Mais de 200 mil servidores públicos terão suas carreiras transformadas ainda em 2026. A Lei 15.367/2026, recém-publicada no Diário Oficial da União, inaugura um novo ciclo de modernização no Executivo Federal, com a criação de mais de 24 mil cargos e uma ampla reorganização das carreiras do serviço público.
Reestruturação de carreiras e impacto no executivo federal
Com a nova legislação, mais de 24 mil cargos são criados, sendo destinados principalmente a professores e técnicos administrativos na área de educação. Essa decisão é considerada a maior reestruturação das carreiras do Executivo federal em um único mandato, segundo o Ministério de Gestão e Inovação.
Ao todo, a medida beneficia diretamente cerca de 200 mil servidores, ativos e aposentados. O intuito principal é racionalizar estruturas administrativas, reorganizar funções e reduzir disparidades no sistema de carreira do funcionalismo público federal.

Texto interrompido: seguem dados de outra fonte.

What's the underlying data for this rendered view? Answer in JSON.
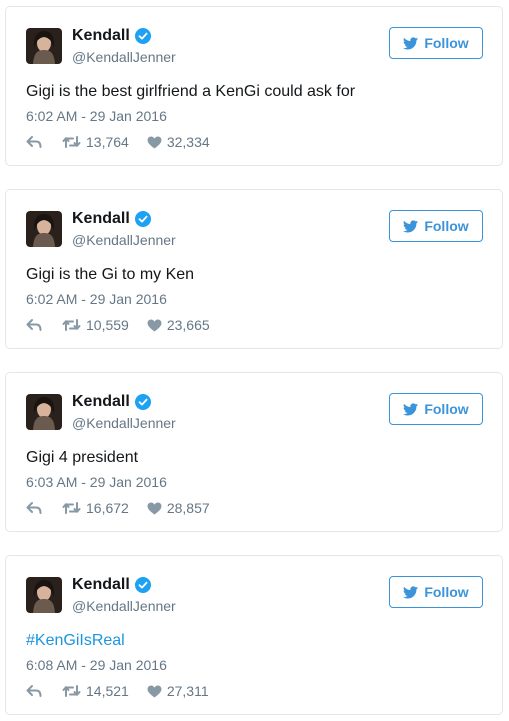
{
  "account": {
    "name": "Kendall",
    "handle": "@KendallJenner",
    "follow_label": "Follow",
    "brand_color": "#1da1f2",
    "verified_icon": "verified-badge-icon"
  },
  "tweets": [
    {
      "text": "Gigi is the best girlfriend a KenGi could ask for",
      "time": "6:02 AM - 29 Jan 2016",
      "retweets": "13,764",
      "likes": "32,334"
    },
    {
      "text": "Gigi is the Gi to my Ken",
      "time": "6:02 AM - 29 Jan 2016",
      "retweets": "10,559",
      "likes": "23,665"
    },
    {
      "text": "Gigi 4 president",
      "time": "6:03 AM - 29 Jan 2016",
      "retweets": "16,672",
      "likes": "28,857"
    },
    {
      "text": "#KenGiIsReal",
      "time": "6:08 AM - 29 Jan 2016",
      "retweets": "14,521",
      "likes": "27,311"
    }
  ]
}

O alcance dessa iniciativa inclui transformar cargos obsoletos e alinhar novas funções com as demandas atuais do Estado.
Criação e transformação de cargos
O destaque da lei está na substituição estratégica de cargos vagos por funções com maior relevância. Por exemplo, 1.392 cargos em desuso foram convertidos em 428 novos cargos efetivos, respeitando o orçamento e sem gerar despesas adicionais.

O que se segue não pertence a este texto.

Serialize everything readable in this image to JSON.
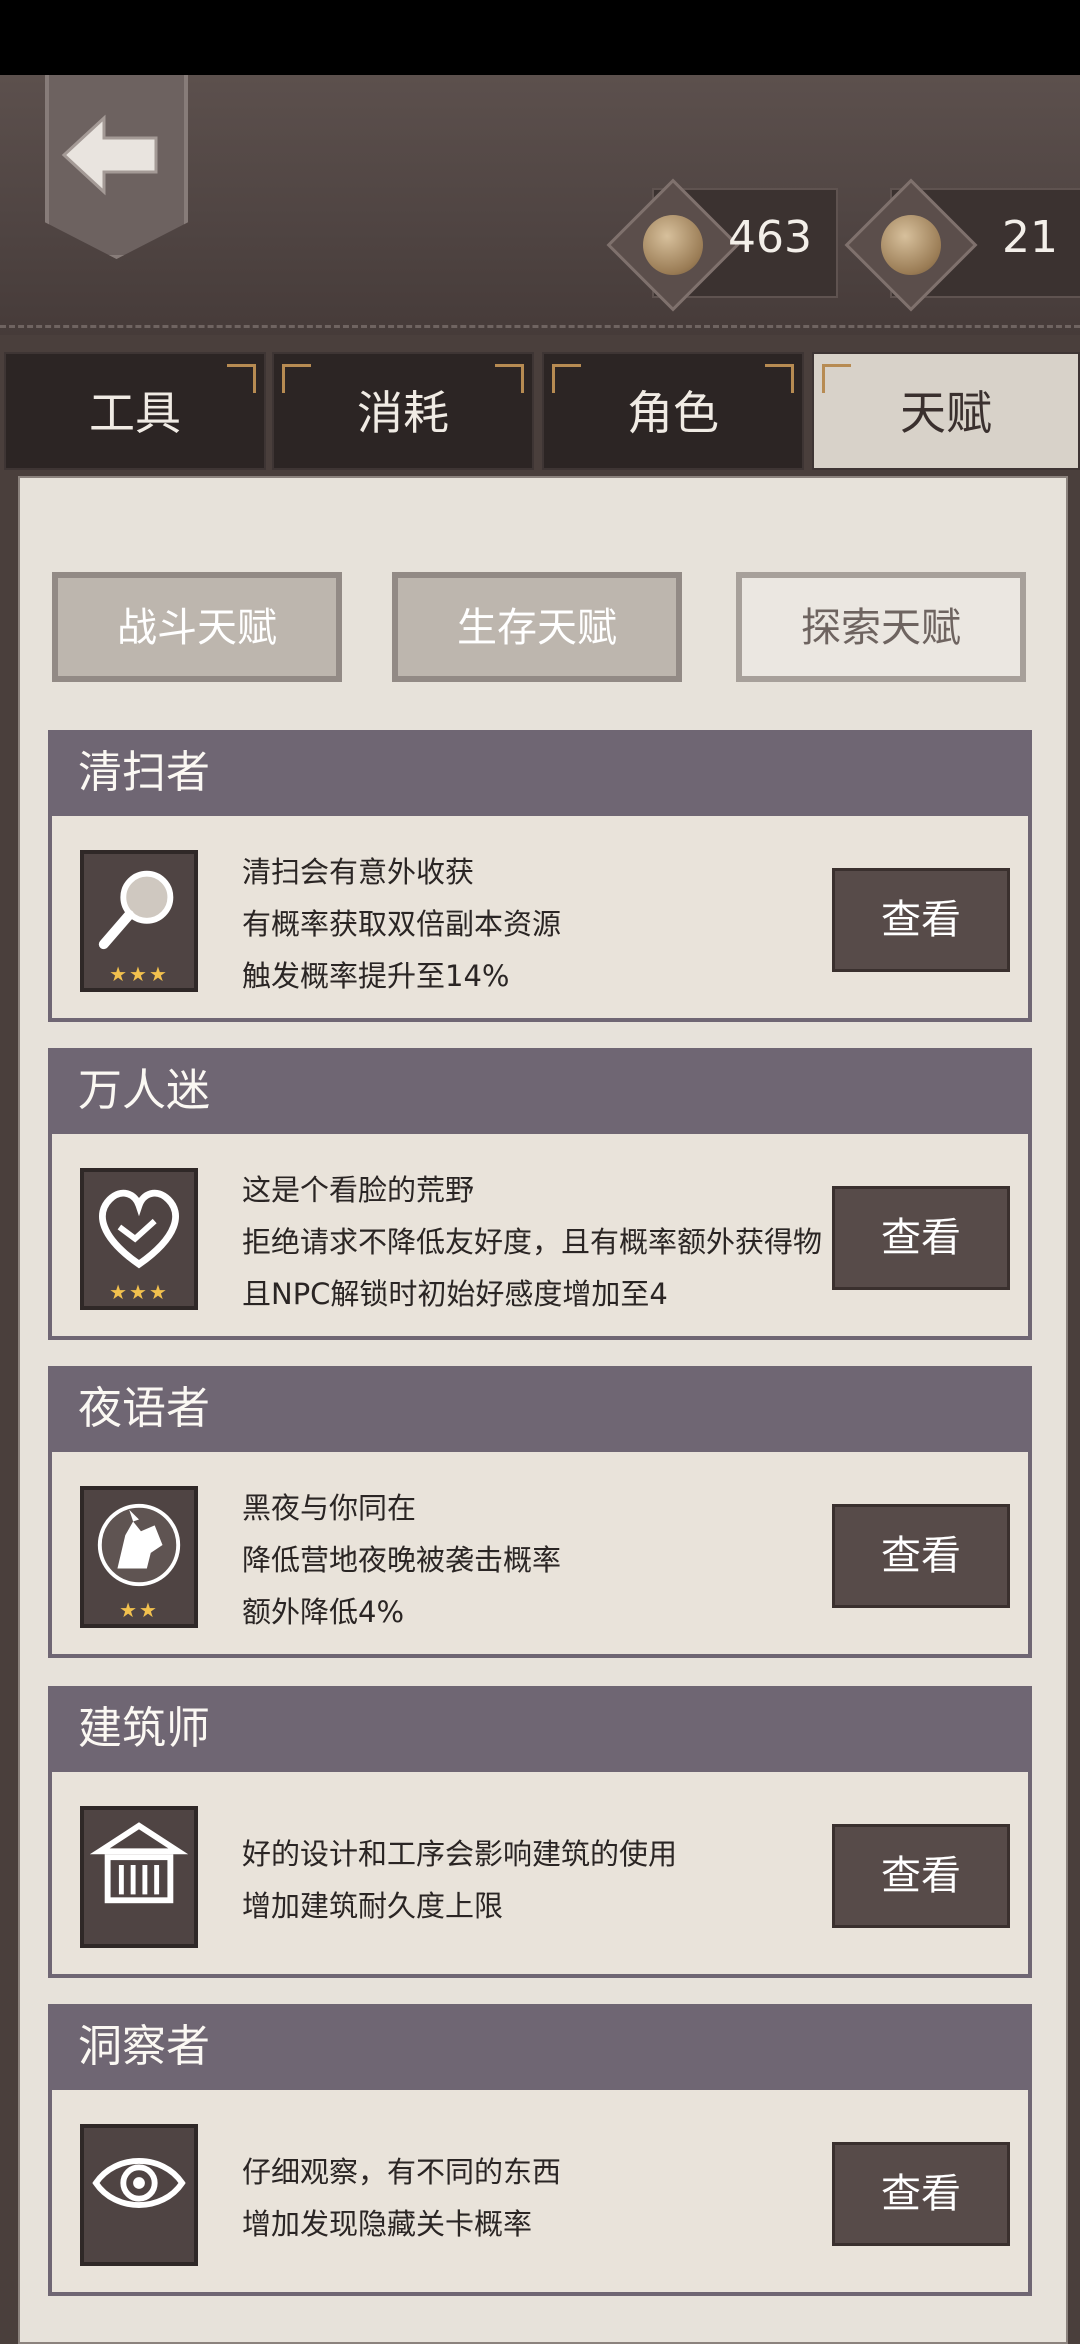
{
  "currency": [
    {
      "icon": "coin-icon",
      "value": "463"
    },
    {
      "icon": "coin-icon",
      "value": "21"
    }
  ],
  "tabs": [
    "工具",
    "消耗",
    "角色",
    "天赋"
  ],
  "active_tab": "天赋",
  "subtabs": [
    "战斗天赋",
    "生存天赋",
    "探索天赋"
  ],
  "active_subtab": "探索天赋",
  "talents": [
    {
      "title": "清扫者",
      "icon": "magnifier-icon",
      "stars": "★★★",
      "lines": [
        "清扫会有意外收获",
        "有概率获取双倍副本资源",
        "触发概率提升至14%"
      ],
      "button": "查看"
    },
    {
      "title": "万人迷",
      "icon": "heart-handshake-icon",
      "stars": "★★★",
      "lines": [
        "这是个看脸的荒野",
        "拒绝请求不降低友好度，且有概率额外获得物",
        "且NPC解锁时初始好感度增加至4"
      ],
      "button": "查看"
    },
    {
      "title": "夜语者",
      "icon": "wolf-icon",
      "stars": "★★",
      "lines": [
        "黑夜与你同在",
        "降低营地夜晚被袭击概率",
        "额外降低4%"
      ],
      "button": "查看"
    },
    {
      "title": "建筑师",
      "icon": "building-icon",
      "stars": "",
      "lines": [
        "好的设计和工序会影响建筑的使用",
        "增加建筑耐久度上限"
      ],
      "button": "查看"
    },
    {
      "title": "洞察者",
      "icon": "eye-icon",
      "stars": "",
      "lines": [
        "仔细观察，有不同的东西",
        "增加发现隐藏关卡概率"
      ],
      "button": "查看"
    }
  ]
}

Além disso, a previsão orçamentária para viabilizar essas mudanças é de até R$ 5,3 bilhões em 2026, valor que corresponde a aproximadamente 1,5% das despesas anuais com pessoal do Executivo.
Entre outras ações, a legislação promove também a transformação de quase 30 mil cargos considerados obsoletos em mais de 28 mil vagas novas. A ideia central é melhorar a eficiência do serviço público, valorizando áreas estratégicas e fortalecendo o funcionamento de órgãos federais.

Implantação da carreira de analista técnico e reorganização educacional
Um dos pontos centrais é a criação do cargo de Analista Técnico do Poder Executivo Federal, voltado para profissionais de nível superior e destinado ao suporte técnico e administrativo das políticas públicas. Com isso, consolida-se no governo uma carreira transversal, capaz de atender a diferentes áreas com agilidade e especialização.
Na área da educação, a lei institui o Plano Especial de Cargos do Ministério da Educação. São autorizados mais de 13 mil novos cargos para professores e cerca de 11,5 mil para técnicos administrativos em educação, com ingresso gradual. Essa iniciativa fortalece a expansão da rede federal de ensino, ampliando o acesso e incentivando o desenvolvimento educacional, inclusive em regiões mais distantes.
Modernização administrativa e avaliação de desempenho
A reorganização contempla a modernização dos cargos, com 66 funções anteriormente espalhadas em diferentes planos sendo consolidadas em um novo modelo mais eficiente. Além disso, 86% das carreiras passam a contar com 20 níveis de progressão, o que permite evolução gradual e meritocrática dos servidores.
Outro diferencial é que a lei enfatiza a avaliação de desempenho, atribuindo mecanismos objetivos para mensurar resultados e desempenho dos servidores. Assim, busca-se alinhar a meritocracia e recompensar aqueles que mais contribuem para o avanço das políticas públicas.
Gestão orçamentária e compromisso com o futuro
O texto legal garante que nenhuma das transformações provocará aumento de despesa para os cofres públicos além do já planejado na Lei Orçamentária Anual (LOA). A reestruturação não apenas atende demandas históricas dos trabalhadores do setor público como também busca um novo padrão de eficiência, inovação e equilíbrio para o funcionalismo federal.